Como pode ser o "Dia Seguinte"; não nos iludamos!
A salvação de Temer
José Roberto
de Toledo
A atrapalhar Temer, o mesmo problema que tem tudo para
impedir Dilma:
a economia
No ritmo que
novas declarações a favor do impeachment
de Dilma Rousseff têm sido registradas no placar atualizado pelos jornalistas do jornal O Estado de S. Paulo, não será surpresa se a oposição superar os
380 votos no domingo. Algo como quatro dúzias de deputados além do
necessário para enviar o processo da Câmara ao Senado, e – se ratificado pela
maioria simples dos senadores – provocar o afastamento da presidente dentro de
provavelmente um mês.
Essa margem pode aumentar ainda mais no dia
da votação, caso se repita o “efeito
manada” que ocorreu no impedimento de Fernando Collor, em 1992. À medida
que percebem o placar se aproximando dos 342 votos fatais, deputados trocam de lado ou descem do muro – para não ficar mal com o
futuro presidente e aumentar a chance de cavar uma boquinha no novo governo.
É mais forte do que eles.
Contando-se que Dilma manterá a palavra e não
renunciará, Temer se muda do prédio
anexo para o 3.º andar do Palácio do Planalto em quatro semanas como interino.

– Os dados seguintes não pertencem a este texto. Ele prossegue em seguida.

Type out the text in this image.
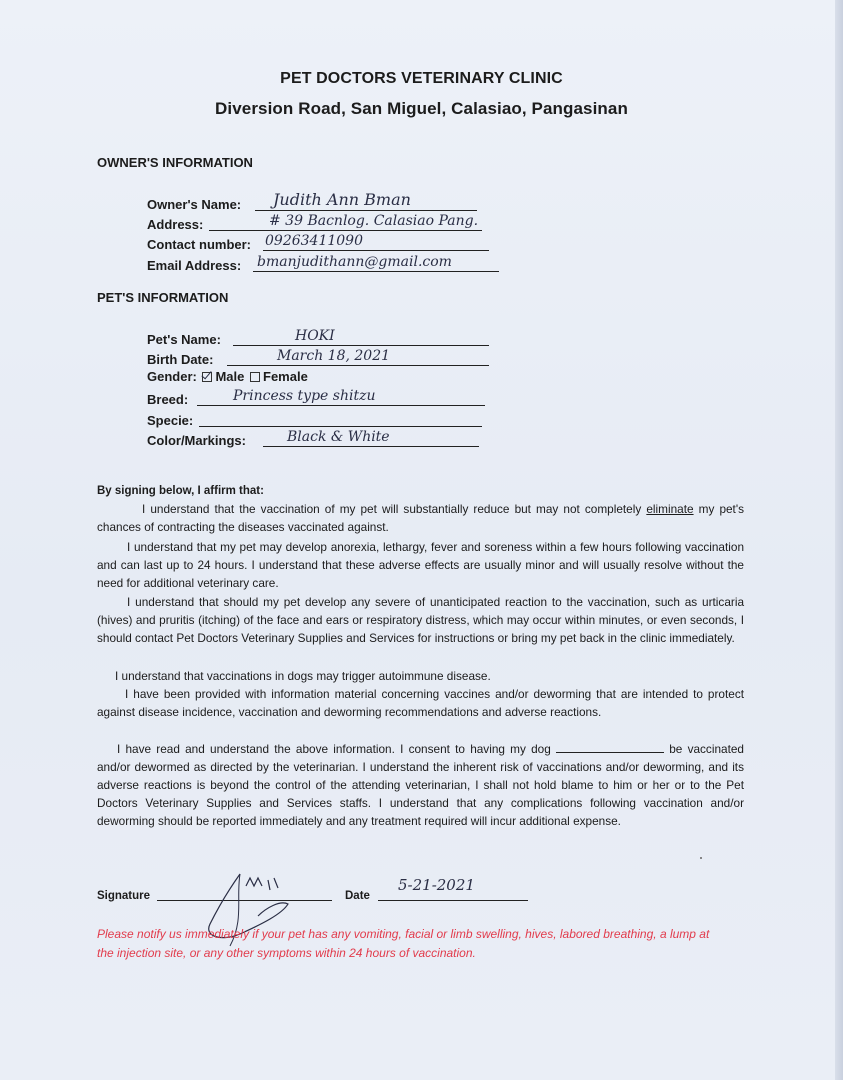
PET DOCTORS VETERINARY CLINIC
Diversion Road, San Miguel, Calasiao, Pangasinan
OWNER'S INFORMATION
Owner's Name: Judith Ann Bman
Address:	# 39 Bacnlog. Calasiao Pang.
Contact number: 09263411090
Email Address: bmanjudithann@gmail.com
PET'S INFORMATION
Pet's Name:	HOKI
Birth Date:	March 18, 2021
Gender: Male Female
Breed:	Princess type shitzu
Specie:
Color/Markings:	Black & White
By signing below, I affirm that:
I understand that the vaccination of my pet will substantially reduce but may not completely eliminate my pet's chances of contracting the diseases vaccinated against.
I understand that my pet may develop anorexia, lethargy, fever and soreness within a few hours following vaccination and can last up to 24 hours. I understand that these adverse effects are usually minor and will usually resolve without the need for additional veterinary care.
I understand that should my pet develop any severe of unanticipated reaction to the vaccination, such as urticaria (hives) and pruritis (itching) of the face and ears or respiratory distress, which may occur within minutes, or even seconds, I should contact Pet Doctors Veterinary Supplies and Services for instructions or bring my pet back in the clinic immediately.
I understand that vaccinations in dogs may trigger autoimmune disease.
I have been provided with information material concerning vaccines and/or deworming that are intended to protect against disease incidence, vaccination and deworming recommendations and adverse reactions.
I have read and understand the above information. I consent to having my dog	be vaccinated and/or dewormed as directed by the veterinarian. I understand the inherent risk of vaccinations and/or deworming, and its adverse reactions is beyond the control of the attending veterinarian, I shall not hold blame to him or her or to the Pet Doctors Veterinary Supplies and Services staffs. I understand that any complications following vaccination and/or deworming should be reported immediately and any treatment required will incur additional expense.
Signature	Date
5-21-2021
Please notify us immediately if your pet has any vomiting, facial or limb swelling, hives, labored breathing, a lump at the injection site, or any other symptoms within 24 hours of vaccination.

A presidente afastada permanece morando no Palácio da Alvorada, ganhando metade
do salário – embora haja o risco de despejo judicial. A precariedade dos dois
presidentes, do provisório e da futura ex, durará até o Senado julgar o impeachment
em caráter definitivo. Pode levar 180 dias para Temer levar a mulher
Marcela do Jaburu para o Alvorada.
Enquanto isso, a partir de 11 de maio, uns dias a mais ou a menos, o que sobrou do PT
estará livre para voltar a ser oposição, e tentar acordar sindicatos e
movimentos sociais de uma dúzia de anos de sonambulismo bolsista. Antecipando-se a esse retorno, há dias Lula
trocou os bastidores pelos palanques, já em campanha para a próxima
eleição, seja ela quando for.
Do outro lado, PMDB, Temer e associados
sairão das sombras dos anexos para a exposição permanente na vidraça do
governo. À sua frente, uma crise
econômica só equivalente em tamanho a seu apetite pelo poder. Invertem-se
os papéis, segue a novela.
Na Esplanada dos Ministérios, uma operação de
salvatagem estará em curso. Enquanto milhares de petistas esvaziam as gavetas e
desocupam cargos que lhes pareciam permanentes, outros tantos de apadrinhados
pelo PP, PSD, PR e até pela banda minoritária do PMDB tentarão convencer o
futuro ministro Eliseu Padilha que sempre foram temeristas [a favor de Michel Temer], e não temerários. Seus
padrinhos lutarão para manter o que já tinham, o que conseguiram nas últimas
semanas, mais as sobras de quem está de saída. São 21.765 cargos de confiança federais, dos quais 5.680 para não
concursados.
Não longe dali, outro resgate estará em andamento, no Tribunal Superior Eleitoral, onde Gilmar Mendes e seis ministros
julgarão a cassação da chapa Dilma/Temer
por financiamento ilegal na campanha eleitoral de 2014. Bastam quatro deles
para abreviar o mandato do presidente interino, ou, alternativamente, salvá-lo –
caso engulam a tese de que Temer se
elegeu vice sozinho, sem os votos nem os reais de Dilma. Em último caso,
basta um deles sentar indefinidamente sobre o processo, como já fez antes.
No Congresso,
outra operação de salvação já está
em curso, com Eduardo Cunha no timão. Envolve dezenas de deputados e uma penca
de senadores citados, denunciados ou réus na Lava Jato – fora outras operações
policiais menos rumorosas. Com Dilma na galeria de ex-presidentes, esperam que a pressão popular diminua, para
que a Justiça possa voltar ao seu ritmo habitual, e eles ganhem o tão sonhado
direito ao esquecimento judicial.
Assim, de salvação em salvação, o futuro governo começa a se organizar.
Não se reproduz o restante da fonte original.